Воцарилось молчание.
— Хотите знать, зачем я…
— Как ваша жена? — резко спросил Джон Роберт.
Джордж, который успел покраснеть и выдать, как он теперь понял, совершенно идиотскую гримасу, изобразил бесстрастие. Он вышел из-за кресла, за которым стоял.
— Я пытался ее убить, — сказал он.
Философ поднял брови.
— Я загнал нашу машину в канал, нарочно, разумеется, как и со стеклом было, я выскочил, а Стелла ушла под воду с машиной. Только ей как-то удалось вылезти. Жалко. Может, в следующий раз больше повезет.
— Вы не слишком изменились, — сказал Джон Роберт.
Джордж был рад это слышать. Он слегка расслабился и сказал:
— Не знаю, действительно ли я пытался ее убить. Я сам задавался этим вопросом. И об этом я тоже хотел бы с вами поговорить, это похоже на вещи, которые мы раньше обсуждали. В конце концов, что такое сознание, что оно такое, существует ли оно?
— Что, кроме него, вообще существует? — мрачно спросил Джон Роберт.
— Каковы мотивы, несет ли человек ответственность? Вы когда-то сказали, что у всех людей низкие мотивы. Но некоторые мыслители говорят, что преступление — вид милосердия. Иногда я чувствую, что преступление — это долг. Разве это не трансцендентное доказательство? Если преступление — долг, то в словах «Зло, моим ты благом стань» [57]есть смысл. А вы когда-то сказали, что нет.
— Я сказал?
— Вы говорили, что эта фраза бессмысленна. А я считаю, что нет. Интересно, почему вы запретили мне заниматься философией? Ну так вот, у вас ничего не вышло. Я сам занимался. Мне хочется вам рассказать, о чем я думаю. Меня очень интересует то, что вы говорили про время. Иногда мне кажется, что я теряю настоящее, словно теряешь центр поля зрения, ощущение индивидуальности пропадает, я не чувствую своего настоящего существа…
— Вам надо к доктору.
— Я же выдвигаю философскую теорию! Почему вы не велели мне заниматься философией?
— Я решил, что вы для этого не годитесь, — сказал Джон Роберт и снова поглядел на часы, — Vous pensiez trop pour votre intelligence, с'est tout [58].
— Господи, неужели после стольких лет вы даже tutoie [59]со мной не можете? Вы сказали, что я «вечно берусь за непосильные для себя задачи». Так ведь? Именно этого вы мне и не дали сделать. Я так или иначе был трусом. Но может быть, сейчас, с вашей помощью…
— Не думаю…
— Вы мне жизнь поломали, знаете ли. Знаете?
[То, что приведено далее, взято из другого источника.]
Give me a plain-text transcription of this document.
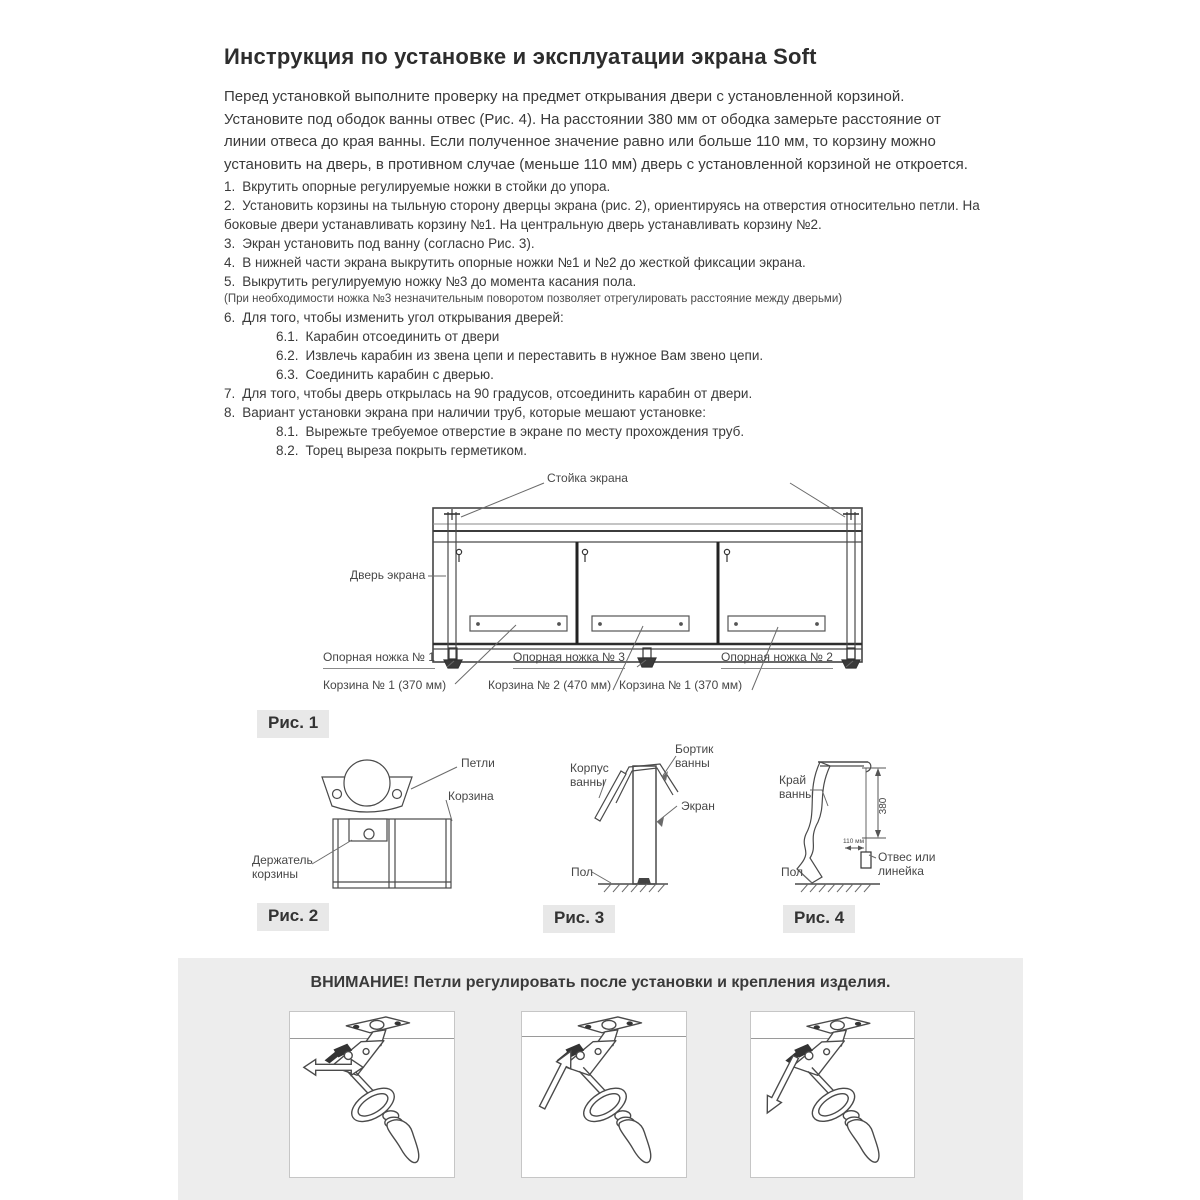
Инструкция по установке и эксплуатации экрана Soft
Перед установкой выполните проверку на предмет открывания двери с установленной корзиной. Установите под ободок ванны отвес (Рис. 4). На расстоянии 380 мм от ободка замерьте расстояние от линии отвеса до края ванны. Если полученное значение равно или больше 110 мм, то корзину можно установить на дверь, в противном случае (меньше 110 мм) дверь с установленной корзиной не откроется.
1. Вкрутить опорные регулируемые ножки в стойки до упора.
2. Установить корзины на тыльную сторону дверцы экрана (рис. 2), ориентируясь на отверстия относительно петли. На боковые двери устанавливать корзину №1. На центральную дверь устанавливать корзину №2.
3. Экран установить под ванну (согласно Рис. 3).
4. В нижней части экрана выкрутить опорные ножки №1 и №2 до жесткой фиксации экрана.
5. Выкрутить регулируемую ножку №3 до момента касания пола.
(При необходимости ножка №3 незначительным поворотом позволяет отрегулировать расстояние между дверьми)
6. Для того, чтобы изменить угол открывания дверей:
6.1. Карабин отсоединить от двери
6.2. Извлечь карабин из звена цепи и переставить в нужное Вам звено цепи.
6.3. Соединить карабин с дверью.
7. Для того, чтобы дверь открылась на 90 градусов, отсоединить карабин от двери.
8. Вариант установки экрана при наличии труб, которые мешают установке:
8.1. Вырежьте требуемое отверстие в экране по месту прохождения труб.
8.2. Торец выреза покрыть герметиком.
Стойка экрана
Дверь экрана
Опорная ножка № 1	Опорная ножка № 3	Опорная ножка № 2
Корзина № 1 (370 мм)	Корзина № 2 (470 мм) Корзина № 1 (370 мм)
Рис. 1
Петли
Корзина
Держатель корзины
Рис. 2
Бортик ванны
Корпус ванны
Экран
Пол
Рис. 3
380
110 мм
Край ванны
Отвес или линейка
Пол
Рис. 4
ВНИМАНИЕ! Петли регулировать после установки и крепления изделия.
Если бы вы не отвадили меня от философии именно в тот решающий момент, я бы мог чего-то добиться в жизни. Я так никогда и не оправился от ваших завышенных ожиданий. Так что вы мне кое-что должны!
— Я вам ничего не должен, — сказал Джон Роберт, но не зло, даже как-то безжизненно.
— Кант заботился о своих учениках. А Шлик — нет. Кант опекал своих учеников даже много лет спустя…
— Вы ничего не знаете о Шлике.
— Вы уничтожили мою веру в добро и зло, сыграли Мефистофеля, когда я был Фаустом.
— Вы себе льстите.
— Думаете, у меня не было Фаустовых искушений? Вы у меня украли меня самого. Вы когда-то говорили: если философия не подобна скачкам на Большой национальный приз, то она вообще ничто. Может быть, я сломал шею. Если да, то, ради бога, пристрелите меня.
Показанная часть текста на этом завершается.